湧き出るようなCGの変化を玉内は見据え、体を崩し、集めていく。画面が4×3に分割された映像は、1910年代の未来派、ダダを彷彿させる。玉内は左手を心臓の高さに引き上げ、右手は畳んでは広げて弧を描くように膝を折って上体を沈める。
激しくなる機械音に呼応するように、肩と膝を振るわせていく。その場での全体の身体の素早い動作ではあるのだが、フォルムが残ることはない。後方壁面のCGは機械的で人工物のような印象を与える。
玉内は素早く展開する。よろめき、倒れるように重心を喪失する。音が突如消滅しても、玉内は続ける。ヒグマは映像を赤外線カメラによるライブに切り替える。玉内はgoとstopを多用し、緩急ではないシーンを形成していく。
ヒグマはライブ映像を閉じると、後方壁面に溶けていくようなCGが連続する。左側壁面には溢れるようなCGが投影される。玉内は姿勢を低くし、上を見る。全体に広がるCGはサイケデリックな色彩を帯びる。
垂直に身を委ねる玉内は空調に揺れる白いワンピースと同じように、その場で回る。CGは水泡上と化し、消滅と誕生を繰り返す。静止した玉内は背を反る。移動する車内から撮影された太陽を捉えるカラー動画が投影される。日が沈んでいく。そして昇っている。

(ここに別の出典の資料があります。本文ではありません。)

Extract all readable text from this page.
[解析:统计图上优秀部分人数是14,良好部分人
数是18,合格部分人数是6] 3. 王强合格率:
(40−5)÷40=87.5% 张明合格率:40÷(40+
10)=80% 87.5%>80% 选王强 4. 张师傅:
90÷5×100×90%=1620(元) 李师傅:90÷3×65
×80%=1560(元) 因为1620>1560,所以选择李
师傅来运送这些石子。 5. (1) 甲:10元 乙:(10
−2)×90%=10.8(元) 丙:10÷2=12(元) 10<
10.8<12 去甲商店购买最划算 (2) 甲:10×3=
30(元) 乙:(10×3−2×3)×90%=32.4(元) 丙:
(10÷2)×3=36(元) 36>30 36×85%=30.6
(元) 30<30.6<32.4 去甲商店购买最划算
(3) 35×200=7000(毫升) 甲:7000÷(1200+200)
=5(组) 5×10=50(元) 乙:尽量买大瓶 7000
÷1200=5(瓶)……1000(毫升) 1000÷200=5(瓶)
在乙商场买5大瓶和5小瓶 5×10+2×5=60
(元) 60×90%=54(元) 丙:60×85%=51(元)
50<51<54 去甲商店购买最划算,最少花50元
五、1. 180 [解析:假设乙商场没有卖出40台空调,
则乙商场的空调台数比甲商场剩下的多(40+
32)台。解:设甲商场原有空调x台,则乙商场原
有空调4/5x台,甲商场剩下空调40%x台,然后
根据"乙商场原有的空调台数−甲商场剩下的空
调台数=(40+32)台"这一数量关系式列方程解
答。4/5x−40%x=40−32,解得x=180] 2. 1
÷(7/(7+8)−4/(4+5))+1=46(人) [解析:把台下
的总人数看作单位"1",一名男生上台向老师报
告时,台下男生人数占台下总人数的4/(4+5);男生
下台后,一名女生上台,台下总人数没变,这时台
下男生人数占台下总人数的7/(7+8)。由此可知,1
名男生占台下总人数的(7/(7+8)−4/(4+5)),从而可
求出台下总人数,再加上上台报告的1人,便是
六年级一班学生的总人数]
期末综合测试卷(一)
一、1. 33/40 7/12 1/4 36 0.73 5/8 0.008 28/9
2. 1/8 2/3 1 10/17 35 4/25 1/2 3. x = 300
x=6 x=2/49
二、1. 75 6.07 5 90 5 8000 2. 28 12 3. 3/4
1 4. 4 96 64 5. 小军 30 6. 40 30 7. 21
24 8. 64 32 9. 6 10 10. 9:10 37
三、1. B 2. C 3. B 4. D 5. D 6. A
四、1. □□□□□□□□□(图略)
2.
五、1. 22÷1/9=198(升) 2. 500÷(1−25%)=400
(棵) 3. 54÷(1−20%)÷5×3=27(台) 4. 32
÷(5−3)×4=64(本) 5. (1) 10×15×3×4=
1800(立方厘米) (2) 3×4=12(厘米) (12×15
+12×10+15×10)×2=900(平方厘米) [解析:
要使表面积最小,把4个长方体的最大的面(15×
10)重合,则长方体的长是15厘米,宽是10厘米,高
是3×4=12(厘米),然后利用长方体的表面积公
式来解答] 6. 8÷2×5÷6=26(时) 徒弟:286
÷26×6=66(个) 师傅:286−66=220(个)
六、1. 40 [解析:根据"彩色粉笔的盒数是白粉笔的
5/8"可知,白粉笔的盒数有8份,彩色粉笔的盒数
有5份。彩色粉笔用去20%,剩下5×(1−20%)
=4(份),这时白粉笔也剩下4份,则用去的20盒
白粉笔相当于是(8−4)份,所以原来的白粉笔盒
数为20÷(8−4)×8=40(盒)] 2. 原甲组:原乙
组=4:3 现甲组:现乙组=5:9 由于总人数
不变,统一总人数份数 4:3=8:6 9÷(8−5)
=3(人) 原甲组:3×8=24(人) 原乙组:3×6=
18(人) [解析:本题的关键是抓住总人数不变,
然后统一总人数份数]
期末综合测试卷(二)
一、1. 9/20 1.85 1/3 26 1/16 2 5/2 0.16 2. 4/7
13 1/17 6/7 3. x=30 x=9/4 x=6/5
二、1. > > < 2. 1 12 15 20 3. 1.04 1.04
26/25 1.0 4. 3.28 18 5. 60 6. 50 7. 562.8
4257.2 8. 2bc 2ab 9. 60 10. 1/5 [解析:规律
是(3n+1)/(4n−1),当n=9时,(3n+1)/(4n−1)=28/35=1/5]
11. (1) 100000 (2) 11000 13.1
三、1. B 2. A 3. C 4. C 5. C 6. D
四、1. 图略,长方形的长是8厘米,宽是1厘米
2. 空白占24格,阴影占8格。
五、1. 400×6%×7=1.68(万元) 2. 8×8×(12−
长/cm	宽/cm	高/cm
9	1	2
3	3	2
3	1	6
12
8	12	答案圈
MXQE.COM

細かく振動する音が強く生じる。玉内は足を大きく開き、鼓動を続ける。隆起する山の影が映像を支配する。玉内もまた、その一つとなる。映像と音が消えると照明が落ち、玉内はそのまま、50分の公演が終了する。
果敢に変貌を遂げるヒグマの映像に対して、玉内は持続を保ったように感じたが、もしからしたらそれは反転が可能なのかも知れない。そこに、このコラボレーションの面白さがある。